Comunismo e rock: a outra “guerra fria”

Para muitos milhares de cubanos, a longa “guerra fria” entre Havana e Washington terminou muito mais com o som poderoso e mobilizador dos Stones do que com Obama a cumprimentar cordialmente Raúl Castro.

O concerto dos Rolling Stones em Havana, com centenas de milhares de pessoas a assistir, acabou por ter um carácter tão histórico como o da visita do Presidente Barack Obama, após décadas de relações cortadas dos Estados Unidos com a Cuba de Fidel, “Che” Guevara e Raul Castro. Foi a primeira vez que os cubanos, tanto os mais velhos como os jovens, puderam assistir a um concerto com esta dimensão e fulgor, num país que sempre encarou de forma crítica, restritiva e censória a música dos Stones, dos Beatles e de muitos outros, mesmo tendo e conta que músicos como Carlos Santana e alguns mais chegaram a identificar-se com a figura do argentino “Che” Guevara, assassinado em Higuera, na Bolívia, em 1967 pela tropa de René Barrientos e pela CIA.
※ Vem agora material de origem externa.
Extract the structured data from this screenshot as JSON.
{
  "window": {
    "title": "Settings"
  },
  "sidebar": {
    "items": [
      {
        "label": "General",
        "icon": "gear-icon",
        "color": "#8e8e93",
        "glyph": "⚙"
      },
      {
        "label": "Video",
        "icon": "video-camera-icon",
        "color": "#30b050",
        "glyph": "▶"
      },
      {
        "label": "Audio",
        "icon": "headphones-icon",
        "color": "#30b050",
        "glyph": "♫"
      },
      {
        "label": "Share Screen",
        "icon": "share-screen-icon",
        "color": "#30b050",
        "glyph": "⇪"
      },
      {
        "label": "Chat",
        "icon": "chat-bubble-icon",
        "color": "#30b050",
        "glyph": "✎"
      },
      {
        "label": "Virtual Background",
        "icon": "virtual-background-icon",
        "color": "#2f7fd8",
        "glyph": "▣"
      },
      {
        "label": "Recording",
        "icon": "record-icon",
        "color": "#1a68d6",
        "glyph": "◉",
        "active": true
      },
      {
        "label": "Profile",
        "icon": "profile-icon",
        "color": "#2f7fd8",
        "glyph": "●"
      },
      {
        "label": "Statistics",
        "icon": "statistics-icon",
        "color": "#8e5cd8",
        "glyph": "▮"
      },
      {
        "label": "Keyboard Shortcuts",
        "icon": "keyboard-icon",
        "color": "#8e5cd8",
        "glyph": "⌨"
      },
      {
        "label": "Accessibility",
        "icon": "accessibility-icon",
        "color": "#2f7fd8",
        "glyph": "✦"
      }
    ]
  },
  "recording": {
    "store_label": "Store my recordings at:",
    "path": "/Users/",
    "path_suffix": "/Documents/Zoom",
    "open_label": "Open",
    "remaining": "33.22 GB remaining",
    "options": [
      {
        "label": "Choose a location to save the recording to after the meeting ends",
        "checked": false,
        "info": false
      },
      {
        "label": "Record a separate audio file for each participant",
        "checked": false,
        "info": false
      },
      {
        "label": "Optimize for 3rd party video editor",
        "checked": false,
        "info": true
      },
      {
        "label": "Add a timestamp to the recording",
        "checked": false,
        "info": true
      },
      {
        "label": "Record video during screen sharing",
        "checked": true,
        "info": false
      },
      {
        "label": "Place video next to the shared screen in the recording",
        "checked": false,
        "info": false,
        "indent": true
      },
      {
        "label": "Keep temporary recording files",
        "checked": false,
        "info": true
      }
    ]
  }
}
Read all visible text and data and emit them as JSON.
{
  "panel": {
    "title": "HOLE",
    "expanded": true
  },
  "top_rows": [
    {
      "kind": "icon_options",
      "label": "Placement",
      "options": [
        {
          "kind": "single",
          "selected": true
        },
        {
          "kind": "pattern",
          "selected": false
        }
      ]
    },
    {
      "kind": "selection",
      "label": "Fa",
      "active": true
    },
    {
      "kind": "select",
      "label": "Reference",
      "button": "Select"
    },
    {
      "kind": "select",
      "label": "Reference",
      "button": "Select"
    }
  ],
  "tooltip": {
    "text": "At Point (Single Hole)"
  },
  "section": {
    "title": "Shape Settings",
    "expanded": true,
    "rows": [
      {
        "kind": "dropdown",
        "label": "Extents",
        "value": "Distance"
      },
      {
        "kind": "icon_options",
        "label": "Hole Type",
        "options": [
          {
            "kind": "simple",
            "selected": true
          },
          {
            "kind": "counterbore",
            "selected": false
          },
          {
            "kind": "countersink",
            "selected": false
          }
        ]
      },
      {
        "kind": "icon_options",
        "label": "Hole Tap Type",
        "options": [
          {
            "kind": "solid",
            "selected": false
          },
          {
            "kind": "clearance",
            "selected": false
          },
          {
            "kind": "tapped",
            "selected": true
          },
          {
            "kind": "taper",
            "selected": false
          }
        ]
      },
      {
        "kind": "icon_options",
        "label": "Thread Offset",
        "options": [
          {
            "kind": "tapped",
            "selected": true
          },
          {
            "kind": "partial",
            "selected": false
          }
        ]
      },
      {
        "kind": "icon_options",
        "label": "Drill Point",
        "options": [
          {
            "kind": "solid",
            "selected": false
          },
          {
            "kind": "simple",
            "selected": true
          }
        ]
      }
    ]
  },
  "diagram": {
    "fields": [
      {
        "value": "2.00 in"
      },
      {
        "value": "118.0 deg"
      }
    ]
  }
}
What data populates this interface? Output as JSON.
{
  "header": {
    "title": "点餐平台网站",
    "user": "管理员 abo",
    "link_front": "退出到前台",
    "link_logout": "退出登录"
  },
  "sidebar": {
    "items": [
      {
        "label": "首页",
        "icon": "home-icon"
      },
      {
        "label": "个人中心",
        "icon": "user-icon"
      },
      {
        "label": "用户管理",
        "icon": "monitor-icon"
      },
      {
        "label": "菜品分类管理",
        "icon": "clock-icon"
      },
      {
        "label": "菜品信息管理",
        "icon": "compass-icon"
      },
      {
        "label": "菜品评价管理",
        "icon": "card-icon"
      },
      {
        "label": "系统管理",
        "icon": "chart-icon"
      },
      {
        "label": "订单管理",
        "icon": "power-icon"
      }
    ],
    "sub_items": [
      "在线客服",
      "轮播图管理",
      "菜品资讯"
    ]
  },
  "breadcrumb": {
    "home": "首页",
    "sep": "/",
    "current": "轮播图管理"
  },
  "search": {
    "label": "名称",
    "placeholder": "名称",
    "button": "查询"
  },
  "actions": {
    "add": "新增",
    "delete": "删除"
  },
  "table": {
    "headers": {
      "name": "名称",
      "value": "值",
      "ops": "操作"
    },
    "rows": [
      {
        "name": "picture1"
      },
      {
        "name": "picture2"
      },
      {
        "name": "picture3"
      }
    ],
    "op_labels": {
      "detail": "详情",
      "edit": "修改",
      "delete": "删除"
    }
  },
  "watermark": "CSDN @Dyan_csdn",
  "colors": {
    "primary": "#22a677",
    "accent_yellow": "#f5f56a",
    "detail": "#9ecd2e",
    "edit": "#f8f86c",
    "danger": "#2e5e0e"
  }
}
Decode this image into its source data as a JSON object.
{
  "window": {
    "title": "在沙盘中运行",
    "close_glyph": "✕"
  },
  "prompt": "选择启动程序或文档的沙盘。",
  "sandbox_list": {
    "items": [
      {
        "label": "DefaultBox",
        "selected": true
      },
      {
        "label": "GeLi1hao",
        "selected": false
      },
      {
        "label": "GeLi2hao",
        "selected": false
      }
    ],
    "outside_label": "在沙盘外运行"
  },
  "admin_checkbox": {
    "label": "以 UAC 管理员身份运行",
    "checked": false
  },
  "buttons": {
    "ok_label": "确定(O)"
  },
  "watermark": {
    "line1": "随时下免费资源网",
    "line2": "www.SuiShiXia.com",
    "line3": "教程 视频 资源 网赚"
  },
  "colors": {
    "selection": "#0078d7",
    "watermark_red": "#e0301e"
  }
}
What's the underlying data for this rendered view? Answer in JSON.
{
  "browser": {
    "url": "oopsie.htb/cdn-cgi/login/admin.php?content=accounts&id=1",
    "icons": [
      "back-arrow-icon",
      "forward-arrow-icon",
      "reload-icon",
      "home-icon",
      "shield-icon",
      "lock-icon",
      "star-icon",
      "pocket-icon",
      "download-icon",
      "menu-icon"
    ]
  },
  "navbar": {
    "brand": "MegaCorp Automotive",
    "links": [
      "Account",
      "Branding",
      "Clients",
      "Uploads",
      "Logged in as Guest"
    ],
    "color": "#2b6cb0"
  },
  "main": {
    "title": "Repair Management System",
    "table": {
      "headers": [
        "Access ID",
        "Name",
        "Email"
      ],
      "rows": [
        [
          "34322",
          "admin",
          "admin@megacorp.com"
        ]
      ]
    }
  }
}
Ernesto “Che” Guevara, médico de profissão e guerrilheiro por opção, não gostava de rock e, quando, integrado como comandante das forças rebeldes comandadas por Fidel Castro, conquistou Santa Clara, já muito perto do dia 1 de Janeiro de 1959, data da entrada triunfal dos guerrilheiros da Sierra Maestra em Havana, após a fuga do corrupto Fulgencio Batista (que acabou por se exilar em Portugal), proibiu o jogo e também os bailes juvenis pela sua “frivolidade” em tempo de profundas mudanças sociais e políticas.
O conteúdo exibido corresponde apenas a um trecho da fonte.